Türk Pavyonu’nun küratörlüğünü Defne Ayas yaptı bu yıl.
Gidecekler için Sarkis’in eserinin ayrıntılarından söz etmeli: Aynanın iki tarafında Abay, Anna, Aren, Helin, Karla, Claudia ve Linda isimli yedi çocuğun yedi renkle yaptığı parmak izleri yer alıyor. Mekânın iki ucundaki pencerelerin önünde ise sanatçının neondan oluşturduğu gökkuşakları bulunuyor.
Ortaçağa özgü tekniklerle yapılmış ve ortak bellek görüntülerinden oluşan 36 parça vitray pano, Sarkis’in deyimiyle ‘elmas küpeler gibi’ mekânın tavanından sarkarak enstalasyonu bütünlüyor.
Birçok farklı imgeden oluşan vitray panolar arasında ateş avuçlayan el, Ayasofya’nın yüksek duvarlarından aşağı bakan mozaik melek tasviri, nar tezgâhının önünde gülümseyen Hrant Dink, hazırlıksız yakalanan uykulu bir Sergei Parajanov ve Sarkis’in anne ile babasının mezarları da yer alıyor.
*
PAVYONDA ayrıca iki Türk sanatçısının da çalışmalarını görebilirsiniz.
Okwui Enwezor’un küratörlüğünde gerçekleştirilen “All the World’s Futures” başlıklı ana sergide de iki Türk sanatçısı var: Kutluğ Ataman ve Meriç Algün Ringborg.
Ayrıca, Meriç Algün Ringborg’un İstanbul Bienali için yaptığı eseri 1 Kasım’a kadar Şişhane’deki Adahan Oteli’nde görülebilir.
San Marko Meydanı’ndaki tarihi bir binada da Ahmet Güneştekin’in resimleri ve heykelleri sergileniyor.
Ermeni Manastırı’nın bulunduğu San Lazzaro Adası’nda ise Ermeni sanatçılarının eserleri yer alıyor. Bu yılın Altın Aslan Ödülü de Ermenistan’a verildi.
Bienallerin öğretici yanları beni çeker. Sanata dair bildiklerimizi yenileriz, değiştiririz, birikimimizi arttırırız.

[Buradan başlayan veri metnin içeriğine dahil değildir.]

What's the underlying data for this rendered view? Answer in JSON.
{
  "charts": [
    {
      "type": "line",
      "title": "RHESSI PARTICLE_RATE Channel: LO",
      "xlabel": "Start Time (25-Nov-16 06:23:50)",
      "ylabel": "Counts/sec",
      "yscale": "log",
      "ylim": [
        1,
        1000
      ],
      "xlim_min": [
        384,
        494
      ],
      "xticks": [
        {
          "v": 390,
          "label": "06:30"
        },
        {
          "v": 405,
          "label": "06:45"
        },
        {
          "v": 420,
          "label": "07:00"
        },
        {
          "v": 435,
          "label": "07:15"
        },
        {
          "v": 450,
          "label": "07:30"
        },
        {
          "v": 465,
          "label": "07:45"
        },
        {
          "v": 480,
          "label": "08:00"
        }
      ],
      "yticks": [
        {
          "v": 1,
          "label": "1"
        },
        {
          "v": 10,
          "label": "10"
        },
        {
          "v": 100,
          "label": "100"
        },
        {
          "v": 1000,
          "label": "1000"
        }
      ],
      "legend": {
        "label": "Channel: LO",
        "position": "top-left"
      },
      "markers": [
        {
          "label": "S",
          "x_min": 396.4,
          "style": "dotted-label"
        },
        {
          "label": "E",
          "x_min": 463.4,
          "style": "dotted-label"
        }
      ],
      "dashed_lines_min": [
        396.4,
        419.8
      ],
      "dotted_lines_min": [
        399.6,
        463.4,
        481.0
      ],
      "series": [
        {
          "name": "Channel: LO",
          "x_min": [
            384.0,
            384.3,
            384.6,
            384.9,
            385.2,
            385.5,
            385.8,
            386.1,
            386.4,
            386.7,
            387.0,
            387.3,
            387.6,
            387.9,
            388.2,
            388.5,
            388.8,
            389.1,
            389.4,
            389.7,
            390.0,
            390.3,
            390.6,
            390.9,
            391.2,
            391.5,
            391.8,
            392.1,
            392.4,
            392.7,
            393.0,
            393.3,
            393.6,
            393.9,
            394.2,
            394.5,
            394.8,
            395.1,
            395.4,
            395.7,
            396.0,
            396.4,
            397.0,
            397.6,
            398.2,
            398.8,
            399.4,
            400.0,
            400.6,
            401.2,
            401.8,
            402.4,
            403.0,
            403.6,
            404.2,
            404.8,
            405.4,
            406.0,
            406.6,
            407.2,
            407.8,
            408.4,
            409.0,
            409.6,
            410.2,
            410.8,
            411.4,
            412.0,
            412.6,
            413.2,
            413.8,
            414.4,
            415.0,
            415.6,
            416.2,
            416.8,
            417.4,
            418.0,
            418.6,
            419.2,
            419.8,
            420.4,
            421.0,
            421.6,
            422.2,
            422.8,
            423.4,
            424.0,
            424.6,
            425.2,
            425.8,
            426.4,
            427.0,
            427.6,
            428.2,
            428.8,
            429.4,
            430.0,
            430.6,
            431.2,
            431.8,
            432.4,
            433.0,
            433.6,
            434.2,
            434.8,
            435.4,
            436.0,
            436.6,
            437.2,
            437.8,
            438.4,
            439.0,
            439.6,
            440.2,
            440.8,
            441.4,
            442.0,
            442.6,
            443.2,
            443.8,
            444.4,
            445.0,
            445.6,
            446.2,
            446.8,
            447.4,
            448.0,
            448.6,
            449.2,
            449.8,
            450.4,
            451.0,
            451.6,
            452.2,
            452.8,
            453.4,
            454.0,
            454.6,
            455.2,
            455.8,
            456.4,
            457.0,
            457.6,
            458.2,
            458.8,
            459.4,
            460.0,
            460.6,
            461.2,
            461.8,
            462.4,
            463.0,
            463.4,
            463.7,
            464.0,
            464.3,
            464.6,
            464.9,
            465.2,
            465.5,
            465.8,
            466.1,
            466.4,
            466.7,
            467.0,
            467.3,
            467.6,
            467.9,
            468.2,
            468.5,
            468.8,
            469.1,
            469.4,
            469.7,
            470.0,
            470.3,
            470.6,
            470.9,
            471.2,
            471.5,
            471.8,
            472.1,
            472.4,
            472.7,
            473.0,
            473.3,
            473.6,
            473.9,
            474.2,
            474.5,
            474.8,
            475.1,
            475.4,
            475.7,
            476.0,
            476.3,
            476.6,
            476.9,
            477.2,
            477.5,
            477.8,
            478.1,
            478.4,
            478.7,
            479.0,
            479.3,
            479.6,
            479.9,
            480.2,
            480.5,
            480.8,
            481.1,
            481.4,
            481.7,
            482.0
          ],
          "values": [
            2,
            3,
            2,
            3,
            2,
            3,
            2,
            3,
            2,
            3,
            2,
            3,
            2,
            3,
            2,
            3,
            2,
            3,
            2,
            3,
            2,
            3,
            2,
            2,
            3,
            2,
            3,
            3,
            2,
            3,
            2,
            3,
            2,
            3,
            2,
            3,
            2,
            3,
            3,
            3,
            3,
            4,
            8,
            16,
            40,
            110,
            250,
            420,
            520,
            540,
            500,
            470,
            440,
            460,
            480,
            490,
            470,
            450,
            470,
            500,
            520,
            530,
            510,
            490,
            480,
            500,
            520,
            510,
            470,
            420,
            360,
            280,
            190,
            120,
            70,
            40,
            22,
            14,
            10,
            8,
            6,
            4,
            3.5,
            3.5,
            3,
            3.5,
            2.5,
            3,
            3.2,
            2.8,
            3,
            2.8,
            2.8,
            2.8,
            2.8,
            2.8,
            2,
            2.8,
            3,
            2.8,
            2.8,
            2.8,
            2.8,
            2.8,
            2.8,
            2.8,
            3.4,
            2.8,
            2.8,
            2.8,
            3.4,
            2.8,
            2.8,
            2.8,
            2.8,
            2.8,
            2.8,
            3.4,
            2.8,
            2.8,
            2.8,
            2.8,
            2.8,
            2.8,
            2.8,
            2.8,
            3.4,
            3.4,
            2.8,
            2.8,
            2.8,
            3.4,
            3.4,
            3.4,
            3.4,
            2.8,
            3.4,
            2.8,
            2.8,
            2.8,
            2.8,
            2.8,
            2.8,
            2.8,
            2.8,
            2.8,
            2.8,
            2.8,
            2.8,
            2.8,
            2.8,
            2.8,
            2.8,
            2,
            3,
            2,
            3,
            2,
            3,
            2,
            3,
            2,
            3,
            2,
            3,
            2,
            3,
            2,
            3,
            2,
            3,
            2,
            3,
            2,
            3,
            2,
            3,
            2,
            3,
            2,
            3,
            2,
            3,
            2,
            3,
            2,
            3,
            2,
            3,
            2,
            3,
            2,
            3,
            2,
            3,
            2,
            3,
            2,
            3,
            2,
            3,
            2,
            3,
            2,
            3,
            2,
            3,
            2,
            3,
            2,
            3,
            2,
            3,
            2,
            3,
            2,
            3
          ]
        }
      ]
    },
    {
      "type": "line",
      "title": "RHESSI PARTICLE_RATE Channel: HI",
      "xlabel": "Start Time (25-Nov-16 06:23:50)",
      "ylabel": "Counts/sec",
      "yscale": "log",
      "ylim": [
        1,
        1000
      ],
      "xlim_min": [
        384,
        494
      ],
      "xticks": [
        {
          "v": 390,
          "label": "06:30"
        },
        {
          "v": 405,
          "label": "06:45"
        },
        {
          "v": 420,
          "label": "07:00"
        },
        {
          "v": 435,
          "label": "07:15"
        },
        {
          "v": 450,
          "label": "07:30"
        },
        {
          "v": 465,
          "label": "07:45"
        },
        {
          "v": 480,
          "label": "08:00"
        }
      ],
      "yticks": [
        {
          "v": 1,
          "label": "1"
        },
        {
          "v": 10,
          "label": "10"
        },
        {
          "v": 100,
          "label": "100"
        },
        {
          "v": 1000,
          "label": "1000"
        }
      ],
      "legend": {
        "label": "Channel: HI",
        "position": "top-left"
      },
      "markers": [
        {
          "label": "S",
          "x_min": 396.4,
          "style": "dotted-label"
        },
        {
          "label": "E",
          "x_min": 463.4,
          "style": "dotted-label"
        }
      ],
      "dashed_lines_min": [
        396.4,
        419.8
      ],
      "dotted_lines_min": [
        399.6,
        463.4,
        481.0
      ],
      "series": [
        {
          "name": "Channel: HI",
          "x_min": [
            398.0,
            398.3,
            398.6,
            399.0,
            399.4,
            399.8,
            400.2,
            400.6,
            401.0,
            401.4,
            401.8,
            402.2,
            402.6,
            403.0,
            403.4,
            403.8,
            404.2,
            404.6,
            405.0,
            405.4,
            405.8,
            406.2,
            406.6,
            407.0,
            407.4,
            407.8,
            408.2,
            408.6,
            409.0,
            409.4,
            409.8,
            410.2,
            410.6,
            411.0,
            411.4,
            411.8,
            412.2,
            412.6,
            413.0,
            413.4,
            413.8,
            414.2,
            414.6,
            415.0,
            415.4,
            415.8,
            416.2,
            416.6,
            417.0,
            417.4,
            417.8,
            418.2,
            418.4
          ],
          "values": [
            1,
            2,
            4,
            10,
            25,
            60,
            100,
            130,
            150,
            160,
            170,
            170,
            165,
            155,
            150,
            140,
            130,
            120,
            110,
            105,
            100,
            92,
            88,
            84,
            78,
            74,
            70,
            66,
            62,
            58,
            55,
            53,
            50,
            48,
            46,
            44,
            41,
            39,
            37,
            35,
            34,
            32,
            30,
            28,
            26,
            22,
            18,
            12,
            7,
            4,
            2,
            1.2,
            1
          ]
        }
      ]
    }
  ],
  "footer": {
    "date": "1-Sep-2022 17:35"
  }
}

Ayrıca Venedik gibi bir kentte bienal dışında da öğrenecekleriniz var.
Bir şehir nasıl korunur sorusunun yanıtını bu kentte bulabilirsiniz.

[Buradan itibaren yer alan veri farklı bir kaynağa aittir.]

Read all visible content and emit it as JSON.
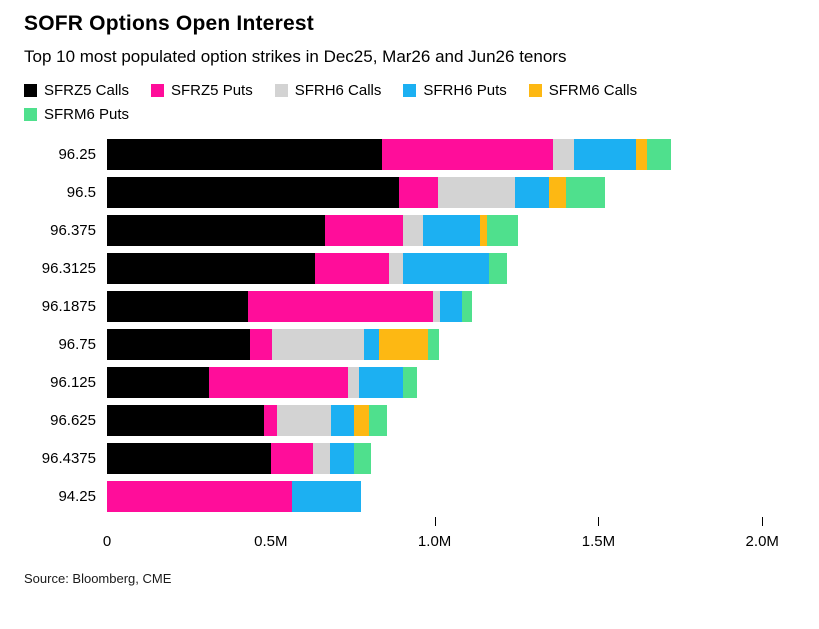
{
  "header": {
    "title": "SOFR Options Open Interest",
    "subtitle": "Top 10 most populated option strikes in Dec25, Mar26 and Jun26 tenors"
  },
  "source": "Source: Bloomberg, CME",
  "chart_data": {
    "type": "bar",
    "orientation": "horizontal",
    "stacked": true,
    "legend_position": "top",
    "grid": false,
    "categories": [
      "96.25",
      "96.5",
      "96.375",
      "96.3125",
      "96.1875",
      "96.75",
      "96.125",
      "96.625",
      "96.4375",
      "94.25"
    ],
    "series": [
      {
        "name": "SFRZ5 Calls",
        "color": "#000000",
        "values": [
          840000,
          890000,
          665000,
          635000,
          430000,
          435000,
          310000,
          480000,
          500000,
          0
        ]
      },
      {
        "name": "SFRZ5 Puts",
        "color": "#ff0d9a",
        "values": [
          520000,
          120000,
          240000,
          225000,
          565000,
          70000,
          425000,
          40000,
          130000,
          565000
        ]
      },
      {
        "name": "SFRH6 Calls",
        "color": "#d3d3d3",
        "values": [
          65000,
          235000,
          60000,
          45000,
          20000,
          280000,
          35000,
          165000,
          50000,
          0
        ]
      },
      {
        "name": "SFRH6 Puts",
        "color": "#1cb0f2",
        "values": [
          190000,
          105000,
          175000,
          260000,
          70000,
          45000,
          135000,
          70000,
          75000,
          210000
        ]
      },
      {
        "name": "SFRM6 Calls",
        "color": "#fdb813",
        "values": [
          33000,
          50000,
          20000,
          0,
          0,
          150000,
          0,
          45000,
          0,
          0
        ]
      },
      {
        "name": "SFRM6 Puts",
        "color": "#4fe08d",
        "values": [
          73000,
          120000,
          95000,
          55000,
          30000,
          35000,
          40000,
          55000,
          50000,
          0
        ]
      }
    ],
    "x_ticks": [
      "0",
      "0.5M",
      "1.0M",
      "1.5M",
      "2.0M"
    ],
    "x_tick_values": [
      0,
      500000,
      1000000,
      1500000,
      2000000
    ],
    "xlim": [
      0,
      2100000
    ],
    "xlabel": "",
    "ylabel": ""
  }
}
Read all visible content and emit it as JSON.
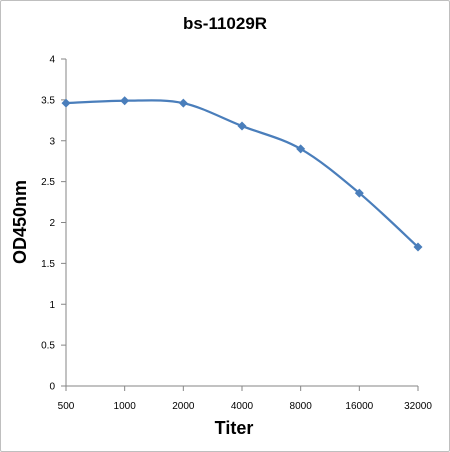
{
  "chart_data": {
    "type": "line",
    "title": "bs-11029R",
    "xlabel": "Titer",
    "ylabel": "OD450nm",
    "categories": [
      "500",
      "1000",
      "2000",
      "4000",
      "8000",
      "16000",
      "32000"
    ],
    "series": [
      {
        "values": [
          3.46,
          3.49,
          3.46,
          3.18,
          2.9,
          2.36,
          1.7
        ]
      }
    ],
    "ylim": [
      0,
      4
    ],
    "yticks": [
      "0",
      "0.5",
      "1",
      "1.5",
      "2",
      "2.5",
      "3",
      "3.5",
      "4"
    ],
    "grid": false,
    "marker": "diamond",
    "smooth": true,
    "colors": {
      "series": "#4a7ebb",
      "axis": "#868686"
    }
  }
}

Bir tuğlasına dokunulmadan, kişiliğini, kimliğini, tarihini koruması, burayı her açıdan daha çekici kılıyor.
Venedik Bienali’ni gezmeden önce ya da daha sonra İstanbul Bienali’ni de gezin, kısa zamanda İstanbul Bienali’nin uluslararası değerlendirmedeki yükselişinin tanıklığını yapın.
*
BENCE Venedik Bienali’ne giderseniz hem görsel dağarcığınızı zenginleştirirsiniz hem de turistik bir gezi yapmış olursunuz. İkisi bir arada az bulunur bir buluşmadır. Venedik Bienali 22 Kasım akşamına kadar ziyaretçilerini bekliyor.